Ende 2020 wurden sowohl das Marienhospital in Altenessen, sowie auch das St. Vincenz Krankenhaus in Stoppenberg geschlossen. Um die Gesundheitsversorgung im Essener Norden trotzdem sicherzustellen, eröffnete die Trägergesellschaft für Gesundheit Essen nun den ersten von zwei Gesundheitskiosken. Was das ist? Im Gesundheitswesen ausgebildete Mitarbeiter unterstützen Patienten in allen Fragen zur Gesundheitsförderung und Prävention. Die Leistungen umfassen außerdem psychosoziale Beratung, Pflege- und Angehörigenberatung und Familiengesundheit wie zum Beispiel Schwangerschaftsberatung oder Vorsorgekontrollen. Zusätzlich vermitteln die Mitarbeiter des Gesundheitskiosks Patienten an Fachärzte, Selbsthilfegruppen oder Hilfseinrichtungen. Die Mitarbeiter können dabei auch auf Arabisch, Polnisch, Russisch, Englisch oder Französisch durch das teilweise verwirrende Gesundheitssystem helfen. Eine Behandlung vor Ort erfolgt allerdings nicht.

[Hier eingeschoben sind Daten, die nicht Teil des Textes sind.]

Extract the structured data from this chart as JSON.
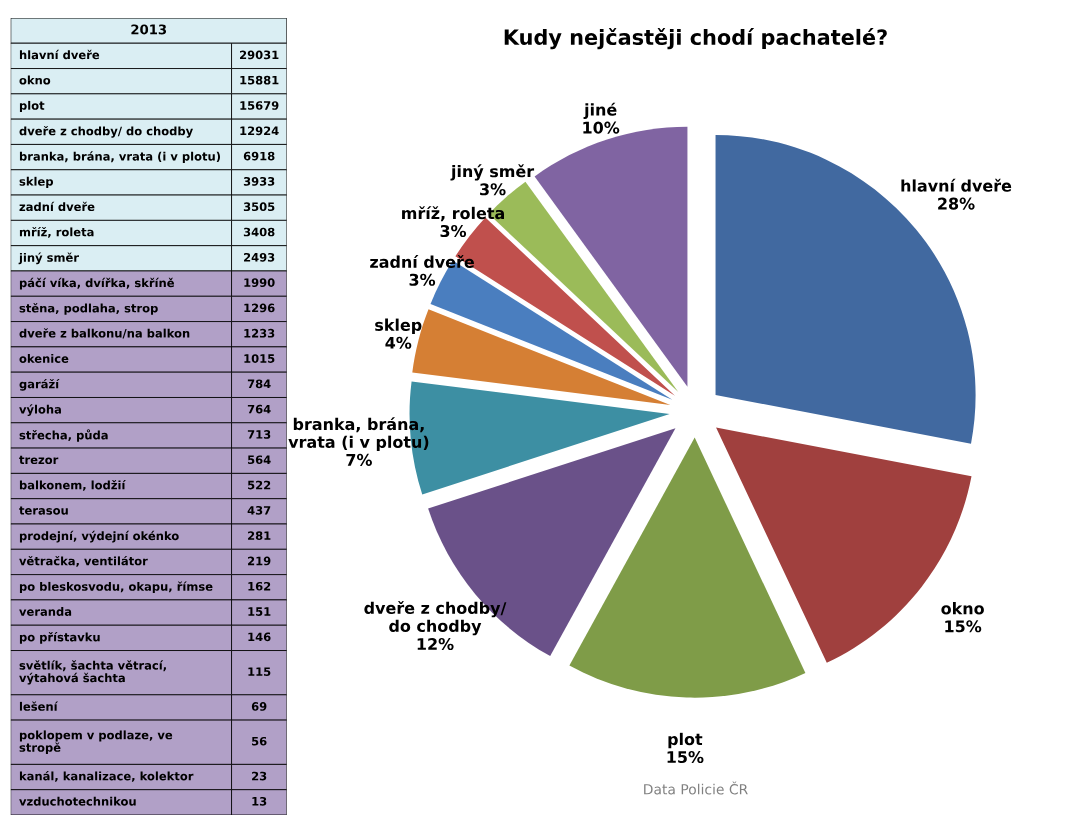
{
  "chart_data": [
    {
      "type": "other",
      "title": "2013",
      "data_labels": true,
      "categories": [
        "hlavní dveře",
        "okno",
        "plot",
        "dveře z chodby/ do chodby",
        "branka, brána, vrata (i v plotu)",
        "sklep",
        "zadní dveře",
        "mříž, roleta",
        "jiný směr",
        "páčí víka, dvířka, skříně",
        "stěna, podlaha, strop",
        "dveře z balkonu/na balkon",
        "okenice",
        "garáží",
        "výloha",
        "střecha, půda",
        "trezor",
        "balkonem, lodžií",
        "terasou",
        "prodejní, výdejní okénko",
        "větračka, ventilátor",
        "po bleskosvodu, okapu, římse",
        "veranda",
        "po přístavku",
        "světlík, šachta větrací,\nvýtahová šachta",
        "lešení",
        "poklopem v podlaze, ve\nstropě",
        "kanál, kanalizace, kolektor",
        "vzduchotechnikou"
      ],
      "values": [
        29031,
        15881,
        15679,
        12924,
        6918,
        3933,
        3505,
        3408,
        2493,
        1990,
        1296,
        1233,
        1015,
        784,
        764,
        713,
        564,
        522,
        437,
        281,
        219,
        162,
        151,
        146,
        115,
        69,
        56,
        23,
        13
      ],
      "colors": [
        "#daeef3",
        "#daeef3",
        "#daeef3",
        "#daeef3",
        "#daeef3",
        "#daeef3",
        "#daeef3",
        "#daeef3",
        "#daeef3",
        "#b1a0c7",
        "#b1a0c7",
        "#b1a0c7",
        "#b1a0c7",
        "#b1a0c7",
        "#b1a0c7",
        "#b1a0c7",
        "#b1a0c7",
        "#b1a0c7",
        "#b1a0c7",
        "#b1a0c7",
        "#b1a0c7",
        "#b1a0c7",
        "#b1a0c7",
        "#b1a0c7",
        "#b1a0c7",
        "#b1a0c7",
        "#b1a0c7",
        "#b1a0c7",
        "#b1a0c7"
      ]
    },
    {
      "type": "pie",
      "title": "Kudy nejčastěji chodí pachatelé?",
      "categories": [
        "hlavní dveře",
        "okno",
        "plot",
        "dveře z chodby/\ndo chodby",
        "branka, brána,\nvrata (i v plotu)",
        "sklep",
        "zadní dveře",
        "mříž, roleta",
        "jiný směr",
        "jiné"
      ],
      "values": [
        28,
        15,
        15,
        12,
        7,
        4,
        3,
        3,
        3,
        10
      ],
      "value_labels": [
        "28%",
        "15%",
        "15%",
        "12%",
        "7%",
        "4%",
        "3%",
        "3%",
        "3%",
        "10%"
      ],
      "colors": [
        "#4169a0",
        "#a0403e",
        "#7f9c48",
        "#6a5189",
        "#3d8fa3",
        "#d57f34",
        "#4a7ebf",
        "#c0504d",
        "#9bbb59",
        "#8064a2"
      ],
      "annotations": [
        "Data Policie ČR"
      ]
    }
  ]
}
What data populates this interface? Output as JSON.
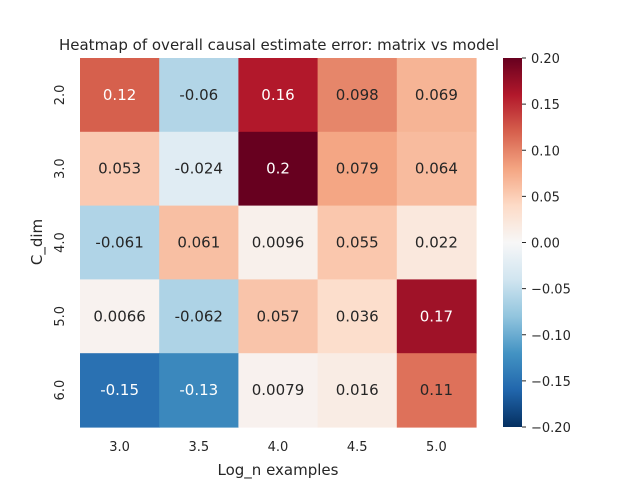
{
  "chart_data": {
    "type": "heatmap",
    "title": "Heatmap of overall causal estimate error: matrix vs model",
    "xlabel": "Log_n examples",
    "ylabel": "C_dim",
    "x_categories": [
      "3.0",
      "3.5",
      "4.0",
      "4.5",
      "5.0"
    ],
    "y_categories": [
      "2.0",
      "3.0",
      "4.0",
      "5.0",
      "6.0"
    ],
    "values": [
      [
        0.12,
        -0.06,
        0.16,
        0.098,
        0.069
      ],
      [
        0.053,
        -0.024,
        0.2,
        0.079,
        0.064
      ],
      [
        -0.061,
        0.061,
        0.0096,
        0.055,
        0.022
      ],
      [
        0.0066,
        -0.062,
        0.057,
        0.036,
        0.17
      ],
      [
        -0.15,
        -0.13,
        0.0079,
        0.016,
        0.11
      ]
    ],
    "annotations": [
      [
        "0.12",
        "-0.06",
        "0.16",
        "0.098",
        "0.069"
      ],
      [
        "0.053",
        "-0.024",
        "0.2",
        "0.079",
        "0.064"
      ],
      [
        "-0.061",
        "0.061",
        "0.0096",
        "0.055",
        "0.022"
      ],
      [
        "0.0066",
        "-0.062",
        "0.057",
        "0.036",
        "0.17"
      ],
      [
        "-0.15",
        "-0.13",
        "0.0079",
        "0.016",
        "0.11"
      ]
    ],
    "colorbar": {
      "vmin": -0.2,
      "vmax": 0.2,
      "colormap": "RdBu_r",
      "tick_values": [
        0.2,
        0.15,
        0.1,
        0.05,
        0.0,
        -0.05,
        -0.1,
        -0.15,
        -0.2
      ],
      "tick_labels": [
        "0.20",
        "0.15",
        "0.10",
        "0.05",
        "0.00",
        "−0.05",
        "−0.10",
        "−0.15",
        "−0.20"
      ]
    },
    "grid": false
  }
}
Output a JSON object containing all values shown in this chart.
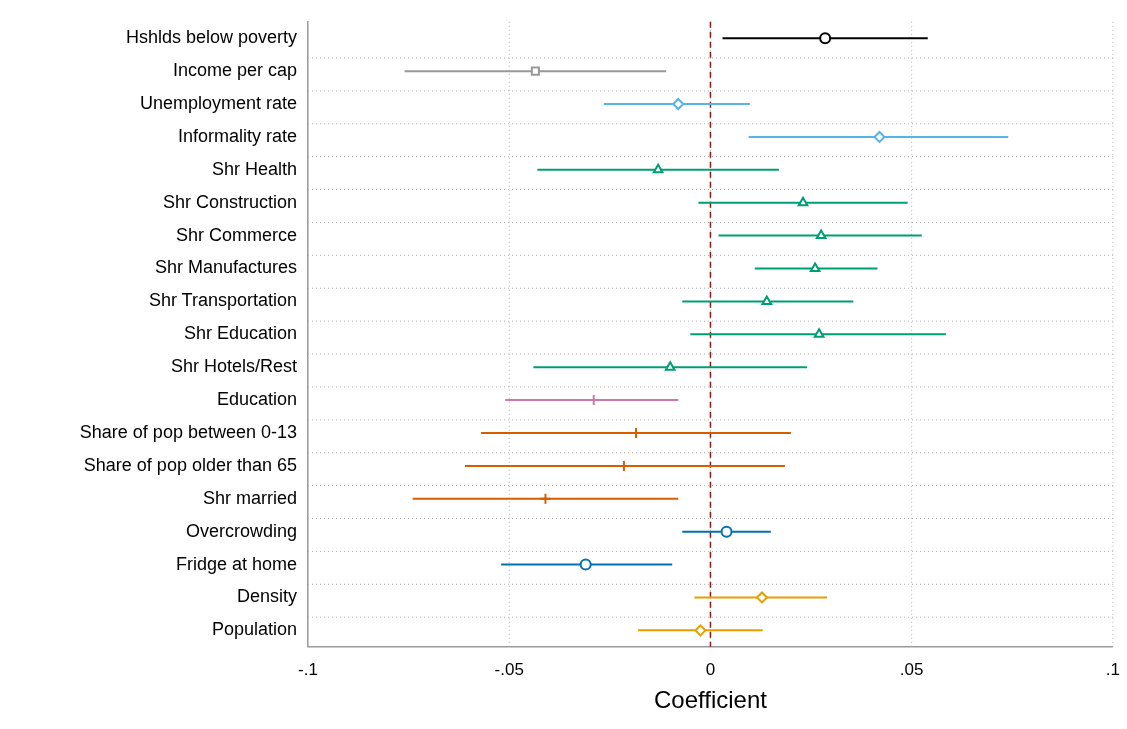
{
  "chart_data": {
    "type": "scatter",
    "orientation": "horizontal",
    "xlabel": "Coefficient",
    "categories": [
      "Hshlds below poverty",
      "Income per cap",
      "Unemployment rate",
      "Informality rate",
      "Shr Health",
      "Shr Construction",
      "Shr Commerce",
      "Shr Manufactures",
      "Shr Transportation",
      "Shr Education",
      "Shr Hotels/Rest",
      "Education",
      "Share of pop between 0-13",
      "Share of pop older than 65",
      "Shr married",
      "Overcrowding",
      "Fridge at home",
      "Density",
      "Population"
    ],
    "series": [
      {
        "color": "#000000",
        "marker": "circle",
        "values": [
          0.0285,
          null,
          null,
          null,
          null,
          null,
          null,
          null,
          null,
          null,
          null,
          null,
          null,
          null,
          null,
          null,
          null,
          null,
          null
        ],
        "errors": [
          [
            0.003,
            0.054
          ],
          null,
          null,
          null,
          null,
          null,
          null,
          null,
          null,
          null,
          null,
          null,
          null,
          null,
          null,
          null,
          null,
          null,
          null
        ]
      },
      {
        "color": "#999999",
        "marker": "square",
        "values": [
          null,
          -0.0435,
          null,
          null,
          null,
          null,
          null,
          null,
          null,
          null,
          null,
          null,
          null,
          null,
          null,
          null,
          null,
          null,
          null
        ],
        "errors": [
          null,
          [
            -0.076,
            -0.011
          ],
          null,
          null,
          null,
          null,
          null,
          null,
          null,
          null,
          null,
          null,
          null,
          null,
          null,
          null,
          null,
          null,
          null
        ]
      },
      {
        "color": "#56b4e9",
        "marker": "diamond",
        "values": [
          null,
          null,
          -0.008,
          0.042,
          null,
          null,
          null,
          null,
          null,
          null,
          null,
          null,
          null,
          null,
          null,
          null,
          null,
          null,
          null
        ],
        "errors": [
          null,
          null,
          [
            -0.0265,
            0.0098
          ],
          [
            0.0095,
            0.074
          ],
          null,
          null,
          null,
          null,
          null,
          null,
          null,
          null,
          null,
          null,
          null,
          null,
          null,
          null,
          null
        ]
      },
      {
        "color": "#009e73",
        "marker": "triangle",
        "values": [
          null,
          null,
          null,
          null,
          -0.013,
          0.023,
          0.0275,
          0.026,
          0.014,
          0.027,
          -0.01,
          null,
          null,
          null,
          null,
          null,
          null,
          null,
          null
        ],
        "errors": [
          null,
          null,
          null,
          null,
          [
            -0.043,
            0.017
          ],
          [
            -0.003,
            0.049
          ],
          [
            0.002,
            0.0525
          ],
          [
            0.011,
            0.0415
          ],
          [
            -0.007,
            0.0355
          ],
          [
            -0.005,
            0.0585
          ],
          [
            -0.044,
            0.024
          ],
          null,
          null,
          null,
          null,
          null,
          null,
          null,
          null
        ]
      },
      {
        "color": "#cc79a7",
        "marker": "cross",
        "values": [
          null,
          null,
          null,
          null,
          null,
          null,
          null,
          null,
          null,
          null,
          null,
          -0.029,
          null,
          null,
          null,
          null,
          null,
          null,
          null
        ],
        "errors": [
          null,
          null,
          null,
          null,
          null,
          null,
          null,
          null,
          null,
          null,
          null,
          [
            -0.051,
            -0.008
          ],
          null,
          null,
          null,
          null,
          null,
          null,
          null
        ]
      },
      {
        "color": "#d55e00",
        "marker": "cross",
        "values": [
          null,
          null,
          null,
          null,
          null,
          null,
          null,
          null,
          null,
          null,
          null,
          null,
          -0.0185,
          -0.0215,
          -0.041,
          null,
          null,
          null,
          null
        ],
        "errors": [
          null,
          null,
          null,
          null,
          null,
          null,
          null,
          null,
          null,
          null,
          null,
          null,
          [
            -0.057,
            0.02
          ],
          [
            -0.061,
            0.0185
          ],
          [
            -0.074,
            -0.008
          ],
          null,
          null,
          null,
          null
        ]
      },
      {
        "color": "#0072b2",
        "marker": "circle",
        "values": [
          null,
          null,
          null,
          null,
          null,
          null,
          null,
          null,
          null,
          null,
          null,
          null,
          null,
          null,
          null,
          0.004,
          -0.031,
          null,
          null
        ],
        "errors": [
          null,
          null,
          null,
          null,
          null,
          null,
          null,
          null,
          null,
          null,
          null,
          null,
          null,
          null,
          null,
          [
            -0.007,
            0.015
          ],
          [
            -0.052,
            -0.0095
          ],
          null,
          null
        ]
      },
      {
        "color": "#e69f00",
        "marker": "diamond",
        "values": [
          null,
          null,
          null,
          null,
          null,
          null,
          null,
          null,
          null,
          null,
          null,
          null,
          null,
          null,
          null,
          null,
          null,
          0.0128,
          -0.0025
        ],
        "errors": [
          null,
          null,
          null,
          null,
          null,
          null,
          null,
          null,
          null,
          null,
          null,
          null,
          null,
          null,
          null,
          null,
          null,
          [
            -0.004,
            0.029
          ],
          [
            -0.018,
            0.013
          ]
        ]
      }
    ],
    "xlim": [
      -0.1,
      0.1
    ],
    "xticks": [
      {
        "value": -0.1,
        "label": "-.1"
      },
      {
        "value": -0.05,
        "label": "-.05"
      },
      {
        "value": 0,
        "label": "0"
      },
      {
        "value": 0.05,
        "label": ".05"
      },
      {
        "value": 0.1,
        "label": ".1"
      }
    ],
    "ref_lines": [
      {
        "axis": "x",
        "value": 0,
        "color": "#8b1a1a",
        "line_style": "dashed"
      }
    ],
    "grid": true,
    "legend": false
  }
}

Wenn man keinen Strom hat, braucht man keine Energiesparberatung

„Das ist, als würde man Leuten die Stromzufuhr abklemmen und ihnen stattdessen eine Energiesparberatung anbieten“, sagt Hans Peter Leymann-Kurtz zum Gesundheitskiosk von der Bürgerinitiative Krankenhausentscheid Essen. Die Bürgerinitiative kritisiert den Gesundheitskiosk. Sie sieht die Notfallversorgung im Norden von Essen durch die geschlossenen Krankenhäuser in Frage gestellt. Ein Gesundheitskiosk sei zwar ein gutes zusätzliches Angebot, jedoch als Ersatz für die geschlossenen Krankenhäuser nicht genug. Außerdem würde die strukturelle Benachteiligung der nördlichen Bezirke, wo viele Menschen leben, die zu den ärmeren Menschen in Essen zählen, noch verschärft, so Leymann-Kurtz. Deshalb haben sie das Bürgerbegehren „Krankenhausentscheid Essen“ initiiert und fordern eine neue Klinik in öffentlicher Hand.

Ein Kiosk mit Brückenfunktion

Ein Ersatz für die geschlossenen Krankenhäuser kann und soll der Gesundheitskiosk aber auch nicht sein, sagen die Initiatoren. Sie wollen zu einer besseren Gesundheitsversorgung von Menschen beitragen, die mit dem Gesundheitssystem nicht vertraut sind oder sprachliche Verständigungsschwierigkeiten haben, erklärt Tanja Rutkowski von der Caritas SKF Essen: „Der Gesundheitskiosk hat eine Brückenfunktion, die rein medizinische Einrichtungen nicht übernehmen können: Neben der medizinischen Beratung ist er auch mit sozialen Einrichtungen vernetzt und bildet so eine Schnittstelle zwischen medizinischen und sozialen Themen“.

Notwendigkeit zeigt sich bereits

Nach dem Soft Opening Mitte April haben laut Tanja Rutkowski bereits erste Beratungen stattgefunden, bei denen sich die Notwendigkeit der Unterstützung deutlich gezeigt hätte. Nun ist der Kiosk auch offiziell eröffnet. Tanja Rutkowski hofft, dass Essener Bürger nun vermehrt auf das Angebot aufmerksam werden.